ABSTRACT

Alfred and Asser between them constructed a carefully composed portrait of ideal kingship which was to result in Alfred being seen, in the words of Edward Freeman, as the ‘most perfect character in history’,7 but only after a gap of many centuries. Alfred’s military and political successes were matched, if not surpassed, by his immediate successors, and, although Æthelweard gave him an enthusiastic notice,8 Alfred did not tower over succeeding kings in the way his role model Charlemagne did among the Franks.

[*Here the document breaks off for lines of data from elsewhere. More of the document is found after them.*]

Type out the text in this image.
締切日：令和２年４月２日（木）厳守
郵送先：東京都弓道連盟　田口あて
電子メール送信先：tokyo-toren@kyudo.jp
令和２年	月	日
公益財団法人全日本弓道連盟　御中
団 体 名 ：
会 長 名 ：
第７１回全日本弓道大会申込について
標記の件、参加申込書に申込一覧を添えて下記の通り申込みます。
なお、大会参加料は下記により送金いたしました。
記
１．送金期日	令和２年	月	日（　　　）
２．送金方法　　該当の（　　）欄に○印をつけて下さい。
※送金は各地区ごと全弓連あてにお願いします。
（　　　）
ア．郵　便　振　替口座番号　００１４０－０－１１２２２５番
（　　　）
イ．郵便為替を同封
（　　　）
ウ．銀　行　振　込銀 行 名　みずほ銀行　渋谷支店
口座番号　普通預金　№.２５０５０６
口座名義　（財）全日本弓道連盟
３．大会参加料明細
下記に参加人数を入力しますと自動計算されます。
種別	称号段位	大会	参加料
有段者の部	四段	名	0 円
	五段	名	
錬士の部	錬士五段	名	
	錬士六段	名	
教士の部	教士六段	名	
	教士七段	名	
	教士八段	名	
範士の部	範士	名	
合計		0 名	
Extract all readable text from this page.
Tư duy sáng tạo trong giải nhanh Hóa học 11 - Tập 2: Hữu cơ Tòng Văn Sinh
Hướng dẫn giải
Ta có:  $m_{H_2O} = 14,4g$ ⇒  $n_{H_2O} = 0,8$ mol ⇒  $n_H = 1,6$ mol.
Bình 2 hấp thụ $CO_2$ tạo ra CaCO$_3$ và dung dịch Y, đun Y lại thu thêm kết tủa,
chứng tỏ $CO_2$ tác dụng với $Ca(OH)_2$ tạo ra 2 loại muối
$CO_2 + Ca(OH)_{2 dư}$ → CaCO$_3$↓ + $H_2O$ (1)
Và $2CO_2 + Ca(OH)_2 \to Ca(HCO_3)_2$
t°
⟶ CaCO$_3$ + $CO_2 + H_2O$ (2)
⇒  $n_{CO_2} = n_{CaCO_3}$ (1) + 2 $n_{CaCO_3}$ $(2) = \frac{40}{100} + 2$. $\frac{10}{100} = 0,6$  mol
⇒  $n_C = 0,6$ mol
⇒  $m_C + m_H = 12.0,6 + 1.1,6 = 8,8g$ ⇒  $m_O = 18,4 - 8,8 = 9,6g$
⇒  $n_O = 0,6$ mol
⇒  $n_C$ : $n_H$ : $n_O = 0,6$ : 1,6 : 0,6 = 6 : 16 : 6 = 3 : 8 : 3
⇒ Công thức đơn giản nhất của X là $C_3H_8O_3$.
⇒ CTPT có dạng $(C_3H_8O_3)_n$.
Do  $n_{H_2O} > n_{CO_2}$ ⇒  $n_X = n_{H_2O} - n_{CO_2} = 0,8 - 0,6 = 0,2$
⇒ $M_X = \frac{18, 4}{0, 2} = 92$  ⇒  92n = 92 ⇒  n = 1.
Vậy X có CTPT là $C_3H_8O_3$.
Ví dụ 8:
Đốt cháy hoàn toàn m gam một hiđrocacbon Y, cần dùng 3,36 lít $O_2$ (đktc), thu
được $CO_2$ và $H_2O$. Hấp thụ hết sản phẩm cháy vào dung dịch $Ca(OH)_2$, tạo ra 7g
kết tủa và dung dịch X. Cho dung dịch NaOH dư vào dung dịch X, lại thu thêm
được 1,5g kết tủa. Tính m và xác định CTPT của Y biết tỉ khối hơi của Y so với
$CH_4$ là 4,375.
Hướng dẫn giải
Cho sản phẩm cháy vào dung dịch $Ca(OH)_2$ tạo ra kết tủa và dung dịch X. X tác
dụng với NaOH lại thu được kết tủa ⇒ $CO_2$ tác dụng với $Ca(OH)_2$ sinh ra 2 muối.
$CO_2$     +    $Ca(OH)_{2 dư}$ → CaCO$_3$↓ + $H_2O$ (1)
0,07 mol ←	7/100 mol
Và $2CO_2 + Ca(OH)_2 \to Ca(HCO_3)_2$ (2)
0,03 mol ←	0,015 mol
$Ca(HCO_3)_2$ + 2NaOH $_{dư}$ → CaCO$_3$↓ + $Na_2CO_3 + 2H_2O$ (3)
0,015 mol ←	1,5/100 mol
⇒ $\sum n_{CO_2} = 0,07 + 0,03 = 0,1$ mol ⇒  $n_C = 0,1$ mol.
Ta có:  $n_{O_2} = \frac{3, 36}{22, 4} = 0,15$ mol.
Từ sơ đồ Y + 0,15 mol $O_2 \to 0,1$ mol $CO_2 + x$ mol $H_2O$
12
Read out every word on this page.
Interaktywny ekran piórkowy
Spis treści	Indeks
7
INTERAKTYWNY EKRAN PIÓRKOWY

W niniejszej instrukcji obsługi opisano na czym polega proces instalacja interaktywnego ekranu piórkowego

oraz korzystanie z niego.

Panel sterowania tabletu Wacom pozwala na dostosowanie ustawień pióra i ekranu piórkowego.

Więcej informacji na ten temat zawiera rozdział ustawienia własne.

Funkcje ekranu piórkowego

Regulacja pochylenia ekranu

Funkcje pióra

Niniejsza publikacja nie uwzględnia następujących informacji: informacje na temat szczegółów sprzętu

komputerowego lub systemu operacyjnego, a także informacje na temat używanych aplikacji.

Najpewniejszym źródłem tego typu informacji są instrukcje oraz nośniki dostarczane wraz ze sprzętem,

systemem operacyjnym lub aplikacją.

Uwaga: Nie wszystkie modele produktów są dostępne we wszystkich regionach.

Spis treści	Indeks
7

It was Alfred’s son Edward whose name was favoured by subsequent rulers, and after the murder of Alfred, son of Æthelred Unraed in 1036, there were no more Prince Alfreds until George III resurrected the name for his ninth and youngest son in 1780 (d. 1782). Alfred attracted little interest at the courts of his post-conquest successors. Although Asser’s Alfred may have been conceived as something of a secular saint,9 King Alfred was never culted and so not available for the post of saintly Anglo-Saxon royal supporter, in spite of the attempts by King Henry VI to have him recognized in Rome.10 It was Edmund of the East Angles and Edward the Confessor, the preferred royal saints, whose names were given to members of the later royal houses.11 Nor were Alfred’s exploits against the Vikings sufficiently impressive to allow him to become the military hero of the new régimes. After the successful advocacy of Geoffrey of Monmouth, that post went to King Arthur, and successive dynasties were reluctant to abandon this glamorous ancestor for the good, but inescapably duller, Saxon king.